Patric Gagne, Ph.D., is a writer, former therapist, and advocate for people suffering from sociopathic, psychopathic, and anti-social personality disorders. She is the author of the New York Times bestseller, Sociopath: A Memoir, which shares her struggle to understand her own sociopathy and shed light on this often-maligned and misunderstood mental disorder. So often sociopathy has been distorted by misconceptions, extreme portrayals in film and media, and conflation with psychopathy. Gagne’s perspective aims to build empathy for the challenges faced by sociopaths, who comprise roughly 5% of the population, and often experience it on a spectrum. At the same time, Sociopath is a surprising and inspiring love story.

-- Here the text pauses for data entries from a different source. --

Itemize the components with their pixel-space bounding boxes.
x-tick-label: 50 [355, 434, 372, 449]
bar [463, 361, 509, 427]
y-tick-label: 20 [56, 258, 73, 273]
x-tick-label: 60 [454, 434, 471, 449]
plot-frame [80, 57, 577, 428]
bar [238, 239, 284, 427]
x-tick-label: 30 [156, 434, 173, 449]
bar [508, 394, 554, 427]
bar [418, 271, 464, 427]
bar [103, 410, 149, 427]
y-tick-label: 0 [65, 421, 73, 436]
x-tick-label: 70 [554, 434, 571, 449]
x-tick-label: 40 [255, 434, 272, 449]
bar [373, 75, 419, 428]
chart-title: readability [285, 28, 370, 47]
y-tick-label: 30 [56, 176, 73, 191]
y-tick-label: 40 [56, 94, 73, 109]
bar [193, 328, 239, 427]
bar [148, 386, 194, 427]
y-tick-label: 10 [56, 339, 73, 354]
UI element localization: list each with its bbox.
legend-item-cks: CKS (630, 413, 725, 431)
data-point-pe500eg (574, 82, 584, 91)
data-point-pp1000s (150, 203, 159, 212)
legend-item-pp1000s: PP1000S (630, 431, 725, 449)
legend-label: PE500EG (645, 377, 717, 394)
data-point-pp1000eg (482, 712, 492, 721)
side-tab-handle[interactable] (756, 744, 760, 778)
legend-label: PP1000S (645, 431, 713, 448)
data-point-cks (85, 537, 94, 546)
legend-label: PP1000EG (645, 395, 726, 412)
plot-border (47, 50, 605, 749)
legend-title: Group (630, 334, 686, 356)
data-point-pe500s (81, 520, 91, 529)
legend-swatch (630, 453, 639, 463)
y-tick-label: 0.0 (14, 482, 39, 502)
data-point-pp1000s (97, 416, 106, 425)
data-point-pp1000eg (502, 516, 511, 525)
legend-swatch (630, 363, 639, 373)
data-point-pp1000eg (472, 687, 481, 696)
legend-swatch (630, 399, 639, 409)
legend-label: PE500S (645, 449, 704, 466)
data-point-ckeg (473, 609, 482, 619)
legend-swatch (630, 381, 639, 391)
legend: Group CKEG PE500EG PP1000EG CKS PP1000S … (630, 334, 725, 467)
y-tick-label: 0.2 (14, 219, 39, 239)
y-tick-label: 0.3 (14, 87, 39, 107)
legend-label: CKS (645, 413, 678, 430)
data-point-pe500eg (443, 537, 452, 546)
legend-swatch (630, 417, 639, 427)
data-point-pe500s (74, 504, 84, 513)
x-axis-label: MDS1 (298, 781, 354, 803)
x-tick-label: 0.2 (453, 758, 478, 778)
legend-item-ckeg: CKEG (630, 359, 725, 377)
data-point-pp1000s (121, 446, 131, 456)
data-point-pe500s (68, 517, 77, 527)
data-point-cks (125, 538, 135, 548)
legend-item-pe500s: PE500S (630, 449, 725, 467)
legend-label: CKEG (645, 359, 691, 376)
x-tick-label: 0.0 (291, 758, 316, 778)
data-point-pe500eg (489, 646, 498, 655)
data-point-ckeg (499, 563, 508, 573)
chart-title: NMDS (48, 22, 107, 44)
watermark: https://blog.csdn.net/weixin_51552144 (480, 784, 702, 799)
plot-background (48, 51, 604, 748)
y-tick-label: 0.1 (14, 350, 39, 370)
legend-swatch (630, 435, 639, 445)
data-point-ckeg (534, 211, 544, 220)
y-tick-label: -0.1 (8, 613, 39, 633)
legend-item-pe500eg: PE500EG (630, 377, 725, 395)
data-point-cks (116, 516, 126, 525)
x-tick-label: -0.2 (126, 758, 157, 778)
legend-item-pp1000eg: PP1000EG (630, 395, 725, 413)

The San Francisco Chronicle calls the book, “A cross between a podcast by relationship expert Esther Perel and a salacious tell-all.” The New York Times Magazine raved, “Holy moly, readers will be interested in this!” and Cosmopolitan calls the book, “completely fascinating.” Booklist says, “[readers] will never see the word sociopath the same way again.”

Patric earned her BA at UCLA and then enrolled at the Westwood, CA, campus of California Graduate Institute (CGI), a graduate school specializing in psychology, marital and family therapy, and psychoanalysis. She earned a Master of Arts degree in Psychology from CGI and then defended her dissertation — “Followers of Fagin: Secondary Sociopathy and Its Relationship to Anxiety” — and was awarded the degree of Doctor of Philosophy in Clinical Psychology by California Graduate Institute of The Chicago School of Professional Psychology1.

She lives with her husband, David, their two children, and a cantankerous black cat named Easter.


1 The Chicago School of Professional Psychology announced in 2008 that they were merging with CGI, at which point students already on the doctoral track were informed that their degrees would be awarded by (and fall under) The Chicago School’s accreditation, which at that time offered a Ph.D. in clinical psychology.